Keynote: Design for Continuous Evolution

Location: Salon A/B/C/D/E

Day of week:

Abstract

Continuous evolution is the ability to add features easily to a running service while maintaining high availability, which is the key to high velocity in development. A repeated theme is a focus on immutability at many layers so that we can decouple specification from instantiation. Similarly, declarative techniques allow us to say what we mean rather than script one way to do it, which enables automation. Finally, specialization of APIs enables better support for classes of tasks, including those that are stateless or best effort.

Speaker: Eric Brewer

CAP Theorem Creator, VP Infrastructure @Google, CS Professor @UCBerkeley

Dr.

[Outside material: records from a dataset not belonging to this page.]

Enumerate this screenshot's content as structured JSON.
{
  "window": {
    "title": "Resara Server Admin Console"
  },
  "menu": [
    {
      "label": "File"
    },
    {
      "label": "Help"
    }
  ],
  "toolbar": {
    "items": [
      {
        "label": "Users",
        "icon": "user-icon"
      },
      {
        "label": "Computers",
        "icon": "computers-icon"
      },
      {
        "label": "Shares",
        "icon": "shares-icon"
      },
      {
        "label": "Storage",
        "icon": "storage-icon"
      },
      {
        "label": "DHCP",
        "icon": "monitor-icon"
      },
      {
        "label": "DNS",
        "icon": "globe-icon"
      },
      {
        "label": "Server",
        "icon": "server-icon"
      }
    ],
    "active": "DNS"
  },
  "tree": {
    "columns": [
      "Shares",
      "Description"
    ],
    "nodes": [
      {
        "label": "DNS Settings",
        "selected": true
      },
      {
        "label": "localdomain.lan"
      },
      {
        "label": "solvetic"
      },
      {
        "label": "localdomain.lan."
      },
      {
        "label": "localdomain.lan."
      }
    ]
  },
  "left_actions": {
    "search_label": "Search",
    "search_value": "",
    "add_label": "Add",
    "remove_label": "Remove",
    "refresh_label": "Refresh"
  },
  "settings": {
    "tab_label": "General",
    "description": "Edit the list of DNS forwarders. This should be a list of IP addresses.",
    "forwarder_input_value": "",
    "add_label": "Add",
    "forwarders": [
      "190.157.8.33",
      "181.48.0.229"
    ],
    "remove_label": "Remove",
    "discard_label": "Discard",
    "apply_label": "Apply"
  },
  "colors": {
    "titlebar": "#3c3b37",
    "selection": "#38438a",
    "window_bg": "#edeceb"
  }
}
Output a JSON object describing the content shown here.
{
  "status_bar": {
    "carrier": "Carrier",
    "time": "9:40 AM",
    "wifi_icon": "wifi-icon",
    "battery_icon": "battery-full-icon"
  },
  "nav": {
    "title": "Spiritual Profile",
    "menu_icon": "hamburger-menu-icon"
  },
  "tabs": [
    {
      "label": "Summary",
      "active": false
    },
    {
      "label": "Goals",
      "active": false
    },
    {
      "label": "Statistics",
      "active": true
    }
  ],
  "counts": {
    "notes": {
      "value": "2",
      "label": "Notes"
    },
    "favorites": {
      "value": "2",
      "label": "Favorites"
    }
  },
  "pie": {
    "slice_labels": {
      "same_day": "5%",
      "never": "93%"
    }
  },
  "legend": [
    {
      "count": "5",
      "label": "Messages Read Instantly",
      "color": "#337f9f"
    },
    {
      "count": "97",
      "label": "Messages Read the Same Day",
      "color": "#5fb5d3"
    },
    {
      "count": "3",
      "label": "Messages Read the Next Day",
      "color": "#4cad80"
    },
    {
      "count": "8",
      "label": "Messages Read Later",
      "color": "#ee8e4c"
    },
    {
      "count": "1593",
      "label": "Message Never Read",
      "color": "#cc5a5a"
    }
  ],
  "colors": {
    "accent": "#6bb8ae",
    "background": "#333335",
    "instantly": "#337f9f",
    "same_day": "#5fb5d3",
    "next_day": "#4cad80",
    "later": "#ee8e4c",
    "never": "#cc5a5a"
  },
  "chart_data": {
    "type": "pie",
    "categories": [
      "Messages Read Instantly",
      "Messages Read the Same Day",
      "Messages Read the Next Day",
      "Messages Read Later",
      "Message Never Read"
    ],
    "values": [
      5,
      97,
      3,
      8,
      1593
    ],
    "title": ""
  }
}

Brewer joined Google in May 2011 and leads the company’s compute infrastructure design. He focuses on all aspects of Internet­ based systems including cloud computing, scalability, containers, and storage. As a researcher, Dr. Brewer has led projects on scalable servers, network infrastructure, IoT, and the CAP Theorem. He has also led work on technology for developing regions, with projects in India, Indonesia, and Kenya among others, and including communications, power, and health care. In 1996, he co­founded Inktomi Corporation with a Berkeley grad student and helped lead it onto the NASDAQ 100. In 2000, working with President Clinton, Dr. Brewer helped to create USA.gov, the official portal of the Federal government.